Ant Group unveiled an AI model focused on the finance industry that can be used for investor education, market analytics, and asset allocation suggestions.
The model is also capable of comparing financial products and explaining insurance options but is still in closed tests on Ant’s wealth management and insurance platforms.
Ant used its in-house benchmark, Fin-Eval, to measure the effectiveness of the model and said that it outperforms general-purpose LLMs in professional thinking, compliance, cognition, generation, and domain knowledge.
In tests evaluating the extraction of insights from research and analysis, reasoning on financial events, and understanding of financial intentions, it outperformed the industry average.
Ant Group, an affiliate company of Alibaba, is one of the biggest financial services companies in China. It owns the world’s largest mobile payment platform Alipay, which serves over 1.3 billion users and 80 million merchants.
As a result, it has a huge amount of financial data to use in training its models. Its financial LLM was trained on hundreds of billions of tokens from datasets containing Chinese financial documents, in addition to over 1 trillion tokens from general corpus datasets.
Ant’s new AI finance apps
In addition to the model, Ant announced the release of two apps based on its financial LLM. Zhixiaozhu 1.0 is an AI-powered business assistant aimed at financial industry professionals while Zhixiaobao 2.0 is a financial assistant for consumers.

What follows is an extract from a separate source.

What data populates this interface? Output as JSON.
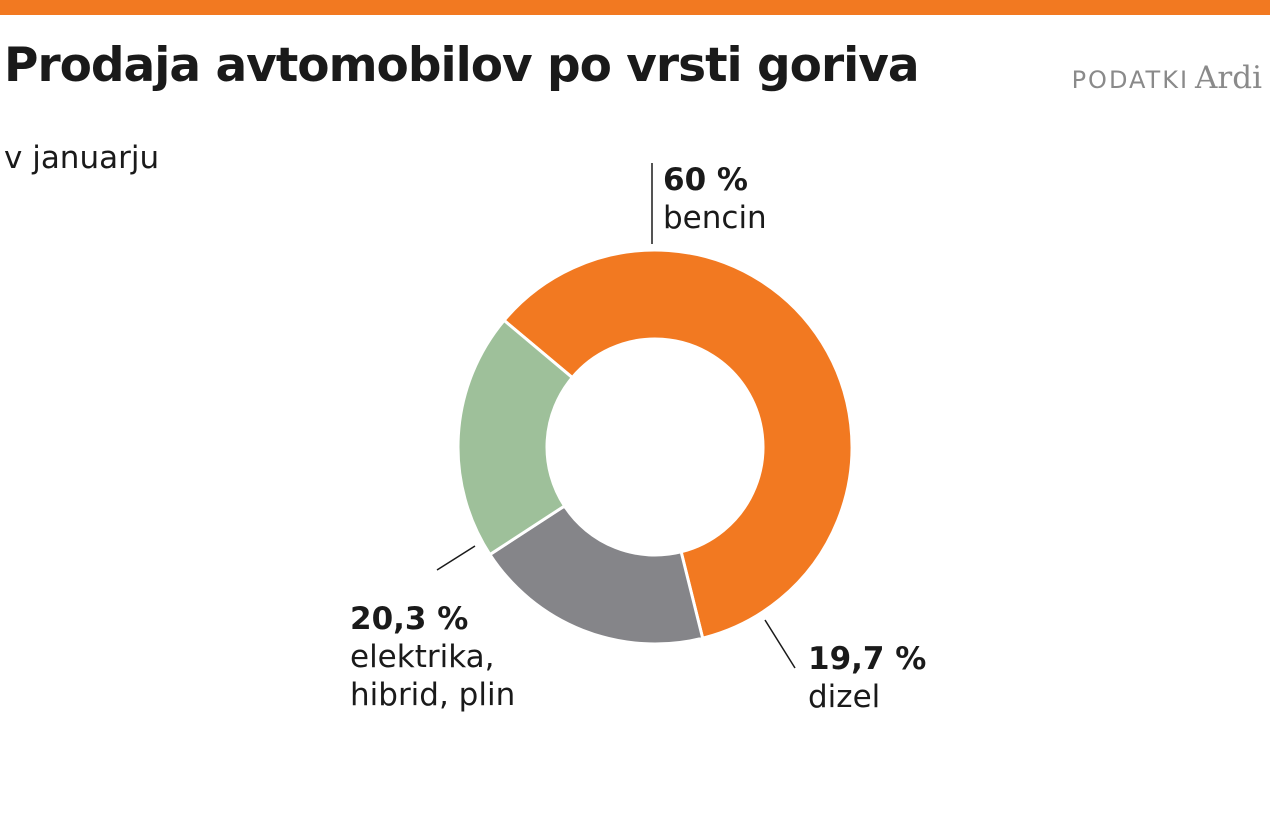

Zhixiaozhu 1.0 is already undergoing tests within the group and with industry partners and will be an invaluable tool for finance professionals. Analyzing portfolios, generating investment reports, or extracting financial information will be a lot easier with the help of an AI model fine-tuned on massive financial data.
Zhixiaobao 2.0 will be available to consumers once it receives regulatory approval, but there’s no word on a date for the official release yet.
You can imagine how helpful it would be for a consumer to get a simple explanation of an insurance document or different investment options without having to pay a financial advisor.
If the model performs as well as Ant says it does, then financial advisors could soon join the growing list of people who may need to rethink their employment options.
It will be interesting to see the financial industry’s response to real-world benchmarking of the model’s performance.
Financial management is inherently about managing and reducing risk. But does a single model offering financial advice reduce or increase the risk to its users? If millions of users of an app rely on it for financial advice, does it perhaps put them more at risk of manipulation by the corporation that owns the model?
The collective bad advice from human financial planners led to the 2008 global financial crisis. Will AI save us from a similar fate, or could it hallucinate and precipitate the next one?